Мать Белкиных, Агнес, оказалась со своей семьей в Казахстане во время войны, когда Сталин высылал немцев подальше от линии фронта, опасаясь, что те примкнут к Германии в войне против Советского Союза. Немцам давали на сборы очень короткое время. У них отнимали дома и все, что они не могли взять с собой в узлы. Их привозили в Сибирь и Казахстан зимой, выгружали посреди голой степи, в метели и мороз. Не всегда им предоставляли даже наскоро сколоченные бараки. Немцам было запрещено покидать место высылки, и даже ходить в город.
Люди рыли землянки в мёрзлой земле, чтобы спасти детей от холода. Позже выжившие разошлись по близлежащим городам и большинство так и остались жить в той местности, куда их забросили.

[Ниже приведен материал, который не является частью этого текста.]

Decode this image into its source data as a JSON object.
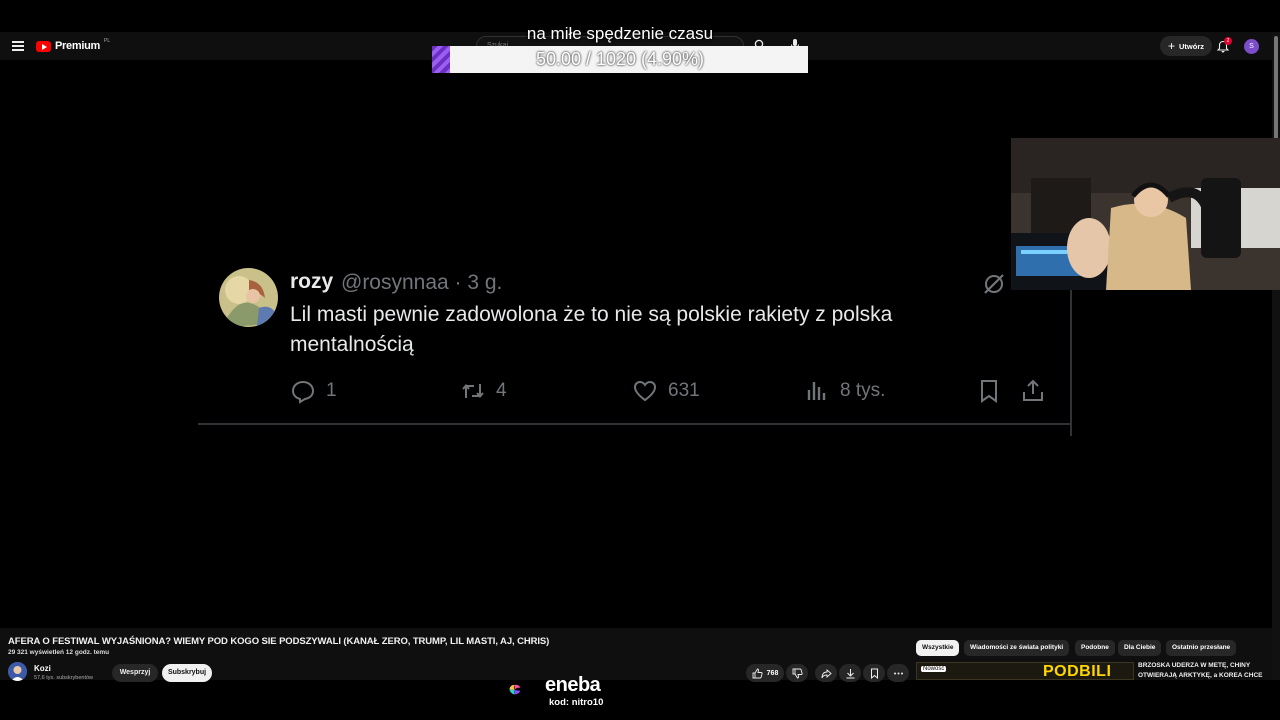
{
  "overlay": {
    "title": "na miłe spędzenie czasu",
    "progress_text": "50.00 / 1020 (4.90%)",
    "progress_fraction": 0.049
  },
  "youtube_header": {
    "logo_text": "Premium",
    "logo_superscript": "PL",
    "search_placeholder": "Szukaj",
    "create_label": "Utwórz",
    "notification_count": "2",
    "avatar_letter": "S",
    "icons": [
      "menu-icon",
      "search-icon",
      "mic-icon",
      "plus-icon",
      "bell-icon"
    ]
  },
  "tweet": {
    "name": "rozy",
    "handle_time": "@rosynnaa · 3 g.",
    "text": "Lil masti pewnie zadowolona że to nie są polskie rakiety z polska mentalnością",
    "replies": "1",
    "retweets": "4",
    "likes": "631",
    "views": "8 tys.",
    "icons": [
      "reply-icon",
      "retweet-icon",
      "like-icon",
      "views-icon",
      "bookmark-icon",
      "share-icon",
      "grok-icon"
    ]
  },
  "video": {
    "title": "AFERA O FESTIWAL WYJAŚNIONA? WIEMY POD KOGO SIE PODSZYWALI (KANAŁ ZERO, TRUMP, LIL MASTI, AJ, CHRIS)",
    "meta": "29 321 wyświetleń  12 godz. temu",
    "channel_name": "Kozi",
    "channel_subs": "57,6 tys. subskrybentów",
    "support_label": "Wesprzyj",
    "subscribe_label": "Subskrybuj",
    "like_count": "768"
  },
  "chips": [
    "Wszystkie",
    "Wiadomości ze świata polityki",
    "Podobne",
    "Dla Ciebie",
    "Ostatnio przesłane"
  ],
  "recommendation": {
    "badge": "Nowość",
    "thumb_text": "PODBILI",
    "title": "BRZOSKA UDERZA W METĘ, CHINY OTWIERAJĄ ARKTYKĘ, a KOREA CHCE"
  },
  "sponsor": {
    "brand": "eneba",
    "code": "kod: nitro10"
  }
}
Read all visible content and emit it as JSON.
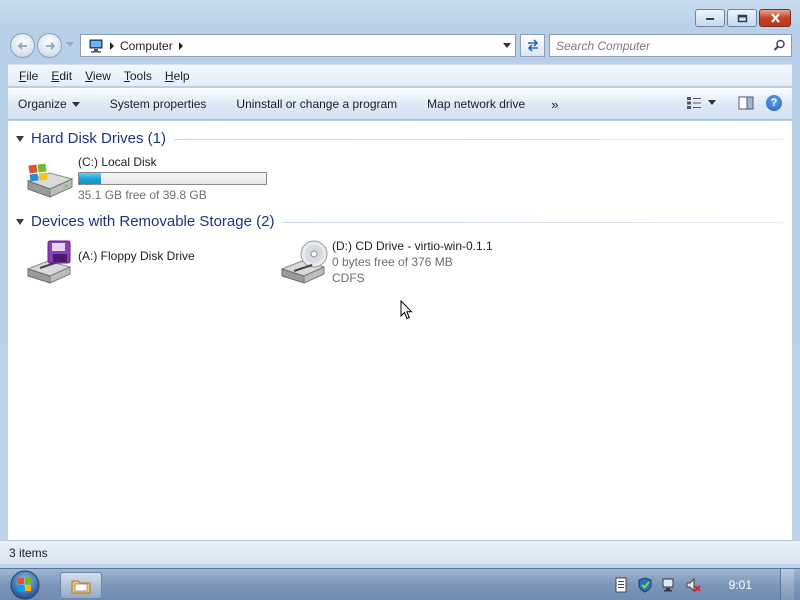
{
  "window": {
    "caption_buttons": [
      "minimize-icon",
      "maximize-icon",
      "close-icon"
    ]
  },
  "address_bar": {
    "breadcrumb": [
      "Computer"
    ],
    "search_placeholder": "Search Computer"
  },
  "menu": {
    "items": [
      "File",
      "Edit",
      "View",
      "Tools",
      "Help"
    ]
  },
  "command_bar": {
    "organize": "Organize",
    "system_properties": "System properties",
    "uninstall": "Uninstall or change a program",
    "map_network_drive": "Map network drive",
    "more": "»"
  },
  "groups": [
    {
      "title": "Hard Disk Drives (1)",
      "drives": [
        {
          "name": "(C:) Local Disk",
          "free_text": "35.1 GB free of 39.8 GB",
          "used_fraction": 0.118,
          "icon": "windows-hard-disk-icon"
        }
      ]
    },
    {
      "title": "Devices with Removable Storage (2)",
      "drives": [
        {
          "name": "(A:) Floppy Disk Drive",
          "icon": "floppy-drive-icon"
        },
        {
          "name": "(D:) CD Drive - virtio-win-0.1.1",
          "free_text": "0 bytes free of 376 MB",
          "filesystem": "CDFS",
          "icon": "cd-drive-icon"
        }
      ]
    }
  ],
  "status_bar": {
    "item_count": "3 items"
  },
  "taskbar": {
    "clock": "9:01",
    "tray_icons": [
      "action-center-icon",
      "security-icon",
      "network-icon",
      "volume-muted-icon"
    ]
  },
  "colors": {
    "group_title": "#1e3287",
    "capacity_fill": "#1aa1d8"
  }
}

Одним было запрещено покидать место высылки на многие годы, другим просто уже некуда было ехать.
Агнес не знала своего отца, он умер, когда дети были еще совсем маленькими. Одни говорили, что его звали Абрам, другие называли Избрант. Но дети и многие внуки унаследовали живой ум, развитое воображение, практическую хватку и способность быстро адаптироваться к неожиданно изменившимся обстоятельствам, качества, которыми обычно, стабильные и размеренные немцы, чаще всего, не отличались. Поэтому у некоторых возникали серьезные сомнения в том, что отец Агнес был немцем. Но доказать никто ничего не мог, а домыслы так и остались на уровне неясных слухов.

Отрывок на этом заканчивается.